In a blog this past April we wrote about Pennsylvania’s efforts to get a piece of the money that would be recirculating due to the rejection of a rail project in Florida. Pennsylvania wanted to use the money to (yet again) improve the speed of travel between Harrisburg and Philadelphia. In early May the state got $40 million to dedicate to that corridor.
So what of the western half of the state? A PENNDOT study said "increasing service from Harrisburg to Pittsburgh is a logical progression to create a successful corridor linking most of Pennsylvania". But don’t look for travel time to be anything remotely like the connection in the eastern part of the state: right now a five hour trip from Pittsburgh to Harrisburg would be reduced to a four hour trip, and even that won’t happen in one fell swoop, but rather incrementally.
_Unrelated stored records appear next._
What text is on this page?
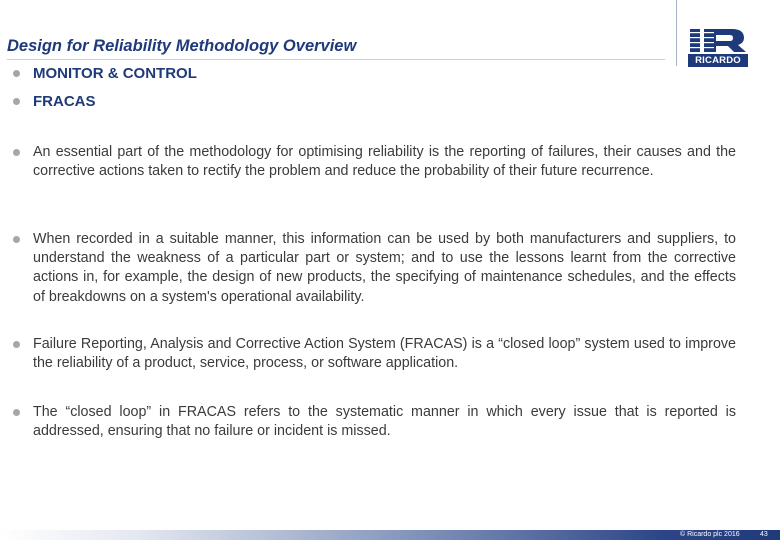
Design for Reliability Methodology Overview
RICARDO
MONITOR & CONTROL
FRACAS
An essential part of the methodology for optimising reliability is the reporting of failures, their causes and the corrective actions taken to rectify the problem and reduce the probability of their future recurrence.
When recorded in a suitable manner, this information can be used by both manufacturers and suppliers, to understand the weakness of a particular part or system; and to use the lessons learnt from the corrective actions in, for example, the design of new products, the specifying of maintenance schedules, and the effects of breakdowns on a system's operational availability.
Failure Reporting, Analysis and Corrective Action System (FRACAS) is a “closed loop” system used to improve the reliability of a product, service, process, or software application.
The “closed loop” in FRACAS refers to the systematic manner in which every issue that is reported is addressed, ensuring that no failure or incident is missed.
© Ricardo plc 2016	43
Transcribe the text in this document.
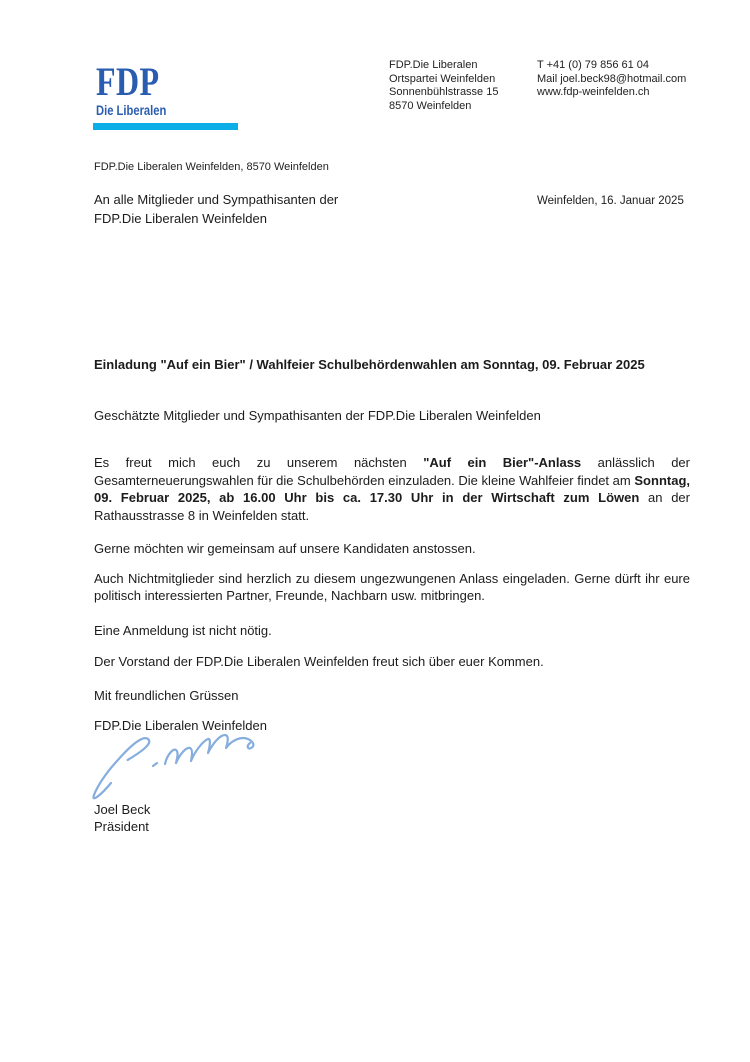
FDP
Die Liberalen
FDP.Die Liberalen
Ortspartei Weinfelden
Sonnenbühlstrasse 15
8570 Weinfelden
T +41 (0) 79 856 61 04
Mail joel.beck98@hotmail.com
www.fdp-weinfelden.ch
FDP.Die Liberalen Weinfelden, 8570 Weinfelden
An alle Mitglieder und Sympathisanten der
FDP.Die Liberalen Weinfelden
Weinfelden, 16. Januar 2025

Einladung "Auf ein Bier" / Wahlfeier Schulbehördenwahlen am Sonntag, 09. Februar 2025

Geschätzte Mitglieder und Sympathisanten der FDP.Die Liberalen Weinfelden

Es freut mich euch zu unserem nächsten "Auf ein Bier"-Anlass anlässlich der Gesamterneuerungswahlen für die Schulbehörden einzuladen. Die kleine Wahlfeier findet am Sonntag, 09. Februar 2025, ab 16.00 Uhr bis ca. 17.30 Uhr in der Wirtschaft zum Löwen an der Rathausstrasse 8 in Weinfelden statt.

Gerne möchten wir gemeinsam auf unsere Kandidaten anstossen.

Auch Nichtmitglieder sind herzlich zu diesem ungezwungenen Anlass eingeladen. Gerne dürft ihr eure politisch interessierten Partner, Freunde, Nachbarn usw. mitbringen.

Eine Anmeldung ist nicht nötig.

Der Vorstand der FDP.Die Liberalen Weinfelden freut sich über euer Kommen.

Mit freundlichen Grüssen

FDP.Die Liberalen Weinfelden

Joel Beck
Präsident
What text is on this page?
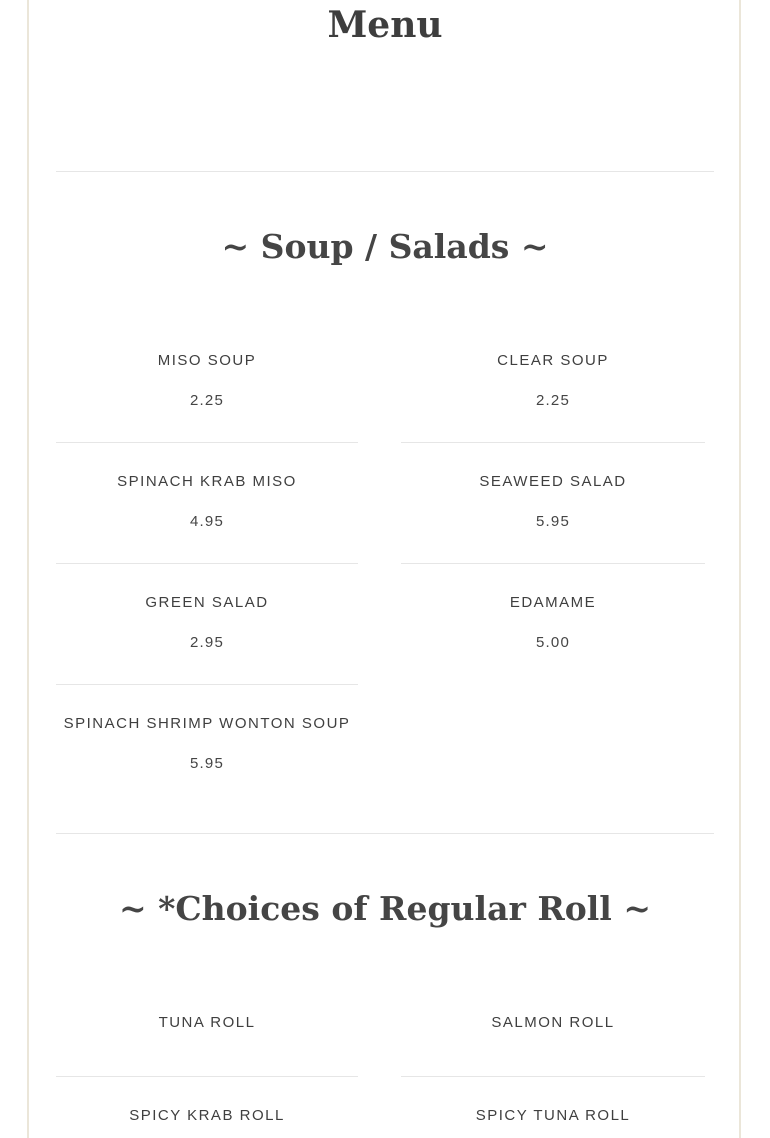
Menu
~ Soup / Salads ~
MISO SOUP
2.25
CLEAR SOUP
2.25
SPINACH KRAB MISO
4.95
SEAWEED SALAD
5.95
GREEN SALAD
2.95
EDAMAME
5.00
SPINACH SHRIMP WONTON SOUP
5.95
~ *Choices of Regular Roll ~
TUNA ROLL	SALMON ROLL
SPICY KRAB ROLL	SPICY TUNA ROLL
One consultant at a meeting on Monday discussing the idea said "the likelihood of reaching 110 mph in this corridor is unlikely at this point…what we’re really talking about is higher-speed rail."
And again, it won’t be a far stretch to imagine that there will be recurring requests for money to make the "somewhat faster" connection happen.
In announcing the release of some $26.4 million in Federal money to the Commonwealth for rail improvements, left at the station is the proposed high-speed Maglev project that would have connected Pittsburgh International Airport to Greensburg in Westmoreland County (passing through Downtown Pittsburgh). The project sought $2.3 billion, and received zero.
One could say that the writing was on the wall when the U.S. Secretary for Transportation noted in a visit to Pittsburgh that Maglev (in general) is "very expensive" and that the administration had more interest in developing high-speed rail. Sure, backers of Maglev here locally were awarded some $28 million in September to study the feasibility of the Airport link, which was originally estimated to cost $3.75 billion to link to Greensburg.
Pennsylvania did get the money it was seeking ($750,000) to study rail improvements between Pittsburgh and Harrisburg, where AMTRAK service provides one daily trip (contract that with Harrisburg to Philadelphia service, which has 14 daily trips).
Who knows what this means for the experimental project that is Maglev, especially in western Pennsylvania. Maybe the transportation generosity was all used up on the North Shore Connector.